Diffuse infiltrative lymphocytosis syndrome (DILS) is uncommon since the advent of widespread ART, but may present with progressive renal impairment as a consequence of tubulo-interstitial renal infiltration by oligoclonal CD8+ T cells. DILS presents classically as a Sjogren-like syndrome with parotid enlargement and sicca symptoms due to lymphocyte infiltration.19 Initiation of ART is the mainstay of treatment, although corticosteroids do appear to have an adjunctive role in the presence of significant renal disease.
TMA, manifesting either as thrombotic thrombocytopaenic purpura or haemolytic uraemic syndrome, is associated with severe immunodeficiency and is now encountered rarely. The association of AKI with thrombocytopaenia in HIV should trigger evaluation for other features of TMA such as red cell fragments on blood film, elevated serum lactate dehydrogenase or depressed haptoglobins. Treatment includes plasma exchange, prompt initiation of ART (preferably as a once-daily regimen and dosed post-plasmapheresis) and supportive therapy including haemodialysis where necessary.20
Approach to the HIV patient with AKI
A framework by which to approach AKI encountered in a patient with HIV is presented in Fig 1. Review of historical renal function tests will provide immediate insight into whether an elevated serum creatinine represents AKI or CKD. Life-threatening complications of AKI (including hyperkalaemia and severe acidosis) should be sought early and treatment initiated as appropriate. Dehydration should be corrected with intravenous fluid therapy, and nephrotoxic medication (including NSAIDs, ACE-I or ARB) suspended. ART should be reviewed, doses adjusted for GFR, and tenofovir and atazanavir suspended or substituted in stage II or III AKI. Further history, examination and investigations should be tailored toward the differential diagnosis of AKI presented in Table 1.
Response to treatment should be monitored by tracking urine output and serial creatinine measurements. Severe AKI (including all stage III), diagnostic uncertainty or non-resolution should trigger nephrology consultation.

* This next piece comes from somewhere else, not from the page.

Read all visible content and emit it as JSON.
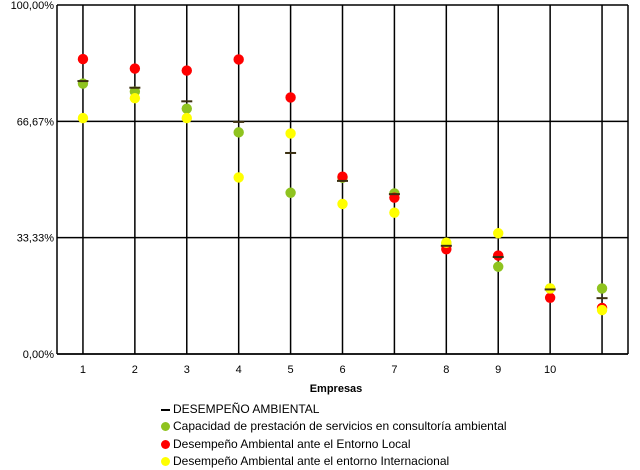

Criteria for renal replacement therapy are identical to AKI in the general population.
Conclusion
While the incidence of AKI in HIV-positive patients has declined with widespread use of ART, those with immunodeficiency and comorbidities remain at increased risk of AKI. Tenofovir and atazanavir may infrequently be a cause of AKI and are best avoided in patients with AKI. The management of AKI is supportive, with appropriate fluid resuscitation, avoidance of nephrotoxic medications and treatment of underlying diseases.
Disclosures
JWB has received conference funding from Shire Pharmaceuticals. FAP has received funding to attend conferences or educational meetings, honoraria and/or research grants from Gilead Sciences, Bristol-Myers Squibb, Janssen-Cilag, GlaxoSmithKline/ViiV healthcare and Merck.